One of the major differences between Mars and the Earth is that Mars lost its magnetic field early in the planet's history, leaving it unmagnetised except in a few small areas of the crust. Now, and for the past 3 billion years, the atmosphere and ionosphere of Mars can be "scavenged" directly by the solar wind. This atmospheric loss process cannot happen at Earth. Scavenging starts in the same way that the solar wind interacts with comets and it ends with the loss of atmosphere along the planet's tail. The atmospheric pressure at the Mars surface is now only 1% of that at Earth.

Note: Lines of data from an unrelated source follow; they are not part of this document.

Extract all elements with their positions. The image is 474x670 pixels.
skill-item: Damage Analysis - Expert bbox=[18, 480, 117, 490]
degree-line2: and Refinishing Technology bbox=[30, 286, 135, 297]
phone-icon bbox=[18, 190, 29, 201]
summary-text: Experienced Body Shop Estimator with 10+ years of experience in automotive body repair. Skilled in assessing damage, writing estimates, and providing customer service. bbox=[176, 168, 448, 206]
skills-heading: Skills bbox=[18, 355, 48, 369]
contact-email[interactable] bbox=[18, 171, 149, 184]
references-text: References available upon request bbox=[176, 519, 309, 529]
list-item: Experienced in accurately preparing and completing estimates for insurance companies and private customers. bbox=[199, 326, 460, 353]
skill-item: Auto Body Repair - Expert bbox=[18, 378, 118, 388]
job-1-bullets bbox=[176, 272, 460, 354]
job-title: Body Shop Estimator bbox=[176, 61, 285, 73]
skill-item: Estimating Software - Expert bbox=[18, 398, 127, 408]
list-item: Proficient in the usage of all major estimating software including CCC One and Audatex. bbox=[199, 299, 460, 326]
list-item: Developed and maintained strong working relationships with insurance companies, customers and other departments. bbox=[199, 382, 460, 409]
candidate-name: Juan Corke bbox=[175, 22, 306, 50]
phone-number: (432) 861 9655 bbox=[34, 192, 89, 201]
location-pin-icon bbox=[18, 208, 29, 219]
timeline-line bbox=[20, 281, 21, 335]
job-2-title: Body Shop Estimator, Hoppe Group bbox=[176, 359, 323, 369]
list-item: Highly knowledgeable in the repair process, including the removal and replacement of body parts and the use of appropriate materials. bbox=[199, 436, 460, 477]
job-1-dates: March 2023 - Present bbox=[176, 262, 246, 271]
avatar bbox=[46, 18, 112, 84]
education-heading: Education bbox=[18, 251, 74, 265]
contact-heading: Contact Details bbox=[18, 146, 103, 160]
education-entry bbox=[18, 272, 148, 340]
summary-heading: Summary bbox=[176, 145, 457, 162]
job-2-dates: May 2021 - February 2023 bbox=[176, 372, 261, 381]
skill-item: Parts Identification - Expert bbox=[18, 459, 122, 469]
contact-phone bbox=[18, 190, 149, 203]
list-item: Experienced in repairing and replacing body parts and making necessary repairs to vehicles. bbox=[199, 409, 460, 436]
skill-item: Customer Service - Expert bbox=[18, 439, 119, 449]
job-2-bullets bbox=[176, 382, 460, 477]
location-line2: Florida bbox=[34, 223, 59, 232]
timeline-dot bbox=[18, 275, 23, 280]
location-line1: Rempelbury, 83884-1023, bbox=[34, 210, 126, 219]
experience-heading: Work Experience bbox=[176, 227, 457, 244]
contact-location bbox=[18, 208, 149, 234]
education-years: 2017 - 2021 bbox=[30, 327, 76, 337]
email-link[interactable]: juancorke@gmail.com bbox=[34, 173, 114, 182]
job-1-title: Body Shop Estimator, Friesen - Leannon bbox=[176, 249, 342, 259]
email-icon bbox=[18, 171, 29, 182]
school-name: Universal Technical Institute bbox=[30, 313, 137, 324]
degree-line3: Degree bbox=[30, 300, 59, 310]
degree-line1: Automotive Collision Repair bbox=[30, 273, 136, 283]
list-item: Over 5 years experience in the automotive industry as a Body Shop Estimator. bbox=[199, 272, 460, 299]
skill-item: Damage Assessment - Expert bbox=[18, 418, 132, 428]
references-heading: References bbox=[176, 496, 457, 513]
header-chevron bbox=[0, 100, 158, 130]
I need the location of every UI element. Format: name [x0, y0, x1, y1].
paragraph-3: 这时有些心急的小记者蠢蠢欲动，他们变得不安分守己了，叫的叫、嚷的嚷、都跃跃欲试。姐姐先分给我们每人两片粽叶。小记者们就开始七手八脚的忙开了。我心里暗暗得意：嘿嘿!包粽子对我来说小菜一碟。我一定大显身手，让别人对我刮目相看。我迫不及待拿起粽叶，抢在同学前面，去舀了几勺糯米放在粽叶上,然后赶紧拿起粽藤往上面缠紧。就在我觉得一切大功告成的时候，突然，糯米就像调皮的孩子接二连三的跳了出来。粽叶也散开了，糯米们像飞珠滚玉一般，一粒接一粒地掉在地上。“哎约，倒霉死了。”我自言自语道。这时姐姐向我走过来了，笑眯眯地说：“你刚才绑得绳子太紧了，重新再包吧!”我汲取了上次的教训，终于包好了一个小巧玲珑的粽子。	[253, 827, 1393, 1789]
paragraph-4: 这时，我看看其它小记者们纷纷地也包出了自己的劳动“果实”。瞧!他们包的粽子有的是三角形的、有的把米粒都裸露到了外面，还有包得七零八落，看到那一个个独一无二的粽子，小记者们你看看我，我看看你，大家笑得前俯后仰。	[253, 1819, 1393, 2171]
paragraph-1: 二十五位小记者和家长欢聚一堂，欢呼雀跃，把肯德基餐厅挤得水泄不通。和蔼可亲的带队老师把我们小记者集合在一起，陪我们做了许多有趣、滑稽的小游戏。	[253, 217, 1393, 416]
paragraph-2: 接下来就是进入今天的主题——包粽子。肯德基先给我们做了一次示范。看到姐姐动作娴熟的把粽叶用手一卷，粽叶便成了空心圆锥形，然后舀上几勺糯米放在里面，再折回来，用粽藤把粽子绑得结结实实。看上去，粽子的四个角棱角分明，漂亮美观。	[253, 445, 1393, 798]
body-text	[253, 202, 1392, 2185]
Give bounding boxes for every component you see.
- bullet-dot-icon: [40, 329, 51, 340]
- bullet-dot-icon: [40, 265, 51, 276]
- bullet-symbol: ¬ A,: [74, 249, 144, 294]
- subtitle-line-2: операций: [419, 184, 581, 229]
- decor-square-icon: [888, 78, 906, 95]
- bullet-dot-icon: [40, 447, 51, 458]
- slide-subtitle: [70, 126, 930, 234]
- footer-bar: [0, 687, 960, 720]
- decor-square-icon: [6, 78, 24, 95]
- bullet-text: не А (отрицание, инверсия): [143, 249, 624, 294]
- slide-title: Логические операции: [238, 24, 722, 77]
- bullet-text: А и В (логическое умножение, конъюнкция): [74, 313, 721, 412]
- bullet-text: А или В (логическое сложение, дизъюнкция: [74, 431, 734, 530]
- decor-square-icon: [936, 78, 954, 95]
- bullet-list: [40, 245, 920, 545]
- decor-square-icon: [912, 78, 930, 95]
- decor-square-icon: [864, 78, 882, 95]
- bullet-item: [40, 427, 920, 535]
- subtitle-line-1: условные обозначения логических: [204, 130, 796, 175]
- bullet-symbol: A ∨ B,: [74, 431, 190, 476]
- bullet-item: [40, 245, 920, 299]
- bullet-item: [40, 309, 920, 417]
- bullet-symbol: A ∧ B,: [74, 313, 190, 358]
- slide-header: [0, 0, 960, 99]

The scientific objectives for Mars Express are:

  • Obtain global high-resolution geological (10 m/pixel) and mineralogical (100m/pixel) mapping of the surface.
  • Map the composition of the atmosphere, its global circulation, and the interaction between the atmosphere, subsurface, and Solar Wind.
  • Study the subsurface structure.

The vital ingredient for life is water. We know that water is being replenished into the martian atmosphere from somewhere below the surface, only to be lost by solar wind scavenging. The Aspera-3 instrument on the Mars Express orbiter will measure the loss of water and study scavenging in detail. The water loss can then be estimated over billions of years, giving clues about conditions for past life on the planet.

The spacecraft

Mars Express orbiter is a cube-shaped platform whose design was also used for Rosetta and Venus Express. It measures 1.5x1.8x1.4 m and has solar panels arranged like wings spanning 12 m tip-to-tip. It weighed 1123 kg at launch of which 457 kg was fuel. The Beagle 2 lander is described on our Beagle 2 pages.

Instruments

The Mars Express orbiter carries a full suite of instruments:

  • Visible and Infrared Mineralogical Mapping Spectrometer (OMEGA).
  • Ultraviolet and Infrared Atmospheric Spectrometer (SPICAM).
  • Sub-Surface Sounding Radar Altimeter (MARSIS).
  • Planetary Fourier Spectrometer (PFS).
  • Analyser of Space Plasmas and Energetic Atoms (ASPERA).
  • High Resolution Stereo Camera (HRSC).
  • Mars Express Lander Communications (MELACOM).
  • Mars Radio Science Experiments (MaRS).